Multi-Variant Selection from History Matching to Prediction in Probabilistic Dynamic Model: A Case Study
Abstrak
Multiple history matching approach to quantify remaining oil saturation distribution uncertainty is possible and practical to perform with technological advancement nowadays. This paper presents the selection method to optimize number of forecast variants while preserving the uncertainty. The results are low estimate, best estimate and high estimate of remaining oil saturation distribution for development scenario design and wide-covered representative variants to be used for prediction stage.
Different model variants considered match with historical data are selected based on few criteria such as field total liquid production, field total oil production, region pressure and well total oil production. To be able to measure how similar or different one variant to another, cluster analysis was performed. The clustering was based on significant parameters to objective function which were used to build proxy-equations.
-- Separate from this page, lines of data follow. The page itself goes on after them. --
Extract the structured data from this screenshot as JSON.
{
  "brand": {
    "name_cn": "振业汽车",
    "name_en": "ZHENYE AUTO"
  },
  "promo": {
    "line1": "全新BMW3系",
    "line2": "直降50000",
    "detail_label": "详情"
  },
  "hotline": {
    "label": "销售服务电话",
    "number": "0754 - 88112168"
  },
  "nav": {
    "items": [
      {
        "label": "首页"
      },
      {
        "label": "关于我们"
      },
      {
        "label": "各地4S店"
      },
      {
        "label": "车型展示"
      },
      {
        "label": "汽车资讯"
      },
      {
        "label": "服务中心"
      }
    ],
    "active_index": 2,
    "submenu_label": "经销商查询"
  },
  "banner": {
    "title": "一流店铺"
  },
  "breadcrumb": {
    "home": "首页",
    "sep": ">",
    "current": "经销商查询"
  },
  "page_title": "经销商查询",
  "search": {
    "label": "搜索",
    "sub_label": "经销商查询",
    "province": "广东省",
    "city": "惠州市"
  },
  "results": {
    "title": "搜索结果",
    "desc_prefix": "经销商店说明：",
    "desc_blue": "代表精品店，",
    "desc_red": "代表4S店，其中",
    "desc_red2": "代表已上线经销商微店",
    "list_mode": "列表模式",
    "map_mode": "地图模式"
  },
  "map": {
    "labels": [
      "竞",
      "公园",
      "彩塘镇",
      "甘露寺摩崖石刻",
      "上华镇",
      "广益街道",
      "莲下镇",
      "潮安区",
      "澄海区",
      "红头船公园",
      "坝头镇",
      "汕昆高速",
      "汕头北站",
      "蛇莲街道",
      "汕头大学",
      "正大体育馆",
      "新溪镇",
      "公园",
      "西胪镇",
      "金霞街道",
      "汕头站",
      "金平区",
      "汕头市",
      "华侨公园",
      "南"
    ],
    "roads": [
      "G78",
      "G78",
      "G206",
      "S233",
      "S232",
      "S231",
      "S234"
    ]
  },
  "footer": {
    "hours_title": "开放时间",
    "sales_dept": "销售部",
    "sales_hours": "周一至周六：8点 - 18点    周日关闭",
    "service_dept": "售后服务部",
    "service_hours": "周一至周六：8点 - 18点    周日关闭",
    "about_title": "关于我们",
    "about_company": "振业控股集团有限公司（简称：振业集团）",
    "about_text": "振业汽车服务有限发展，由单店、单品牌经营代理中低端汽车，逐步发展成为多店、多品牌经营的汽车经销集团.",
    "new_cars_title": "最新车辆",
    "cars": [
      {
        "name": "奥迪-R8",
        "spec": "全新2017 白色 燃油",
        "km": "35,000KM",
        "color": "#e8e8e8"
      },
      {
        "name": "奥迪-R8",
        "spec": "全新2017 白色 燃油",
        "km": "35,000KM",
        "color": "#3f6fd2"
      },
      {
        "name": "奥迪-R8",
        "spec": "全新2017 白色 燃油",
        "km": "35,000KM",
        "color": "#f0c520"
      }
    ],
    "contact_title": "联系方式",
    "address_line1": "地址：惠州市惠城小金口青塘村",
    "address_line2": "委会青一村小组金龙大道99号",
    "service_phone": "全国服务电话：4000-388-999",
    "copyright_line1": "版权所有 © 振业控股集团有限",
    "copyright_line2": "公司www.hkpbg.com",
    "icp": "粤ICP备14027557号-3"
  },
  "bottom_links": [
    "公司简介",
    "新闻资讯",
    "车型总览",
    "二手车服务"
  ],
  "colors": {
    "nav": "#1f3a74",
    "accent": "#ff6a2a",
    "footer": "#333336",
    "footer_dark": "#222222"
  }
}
In this study, Multi-Dimensional Scaling (MDS) method was used to visualize the result in twodimensional space. Each variant represented by a point and the distance between points show their degree of similarity. After grouping process finished, different remaining oil saturation distribution were analyzed from P90, P50 and P10 quantile models.
There were 400 variants on final history match stage and then 127 variants were selected based on production and pressure profile similarity. Subsequently, number of forecast variants were optimized to 20 representative variants which cover the range of uncertainty. Three quantiles were selected from cumulative distribution function of these variants to be used for subsurface risk management in designing infill well location or waterflood pattern.
This paper demonstrates the application of extended uncertainty analysis by combining static modelling to dynamic simulation uncertainty variables in Limau Barat Limau Tengah Field which applicable in most development fields. Assisted history matching algorithm used in this study were determined for full field simulation. This paper also introduces the application of probabilistic remaining mobile oil saturation maps in assessing subsurface risk for better decision making in field development.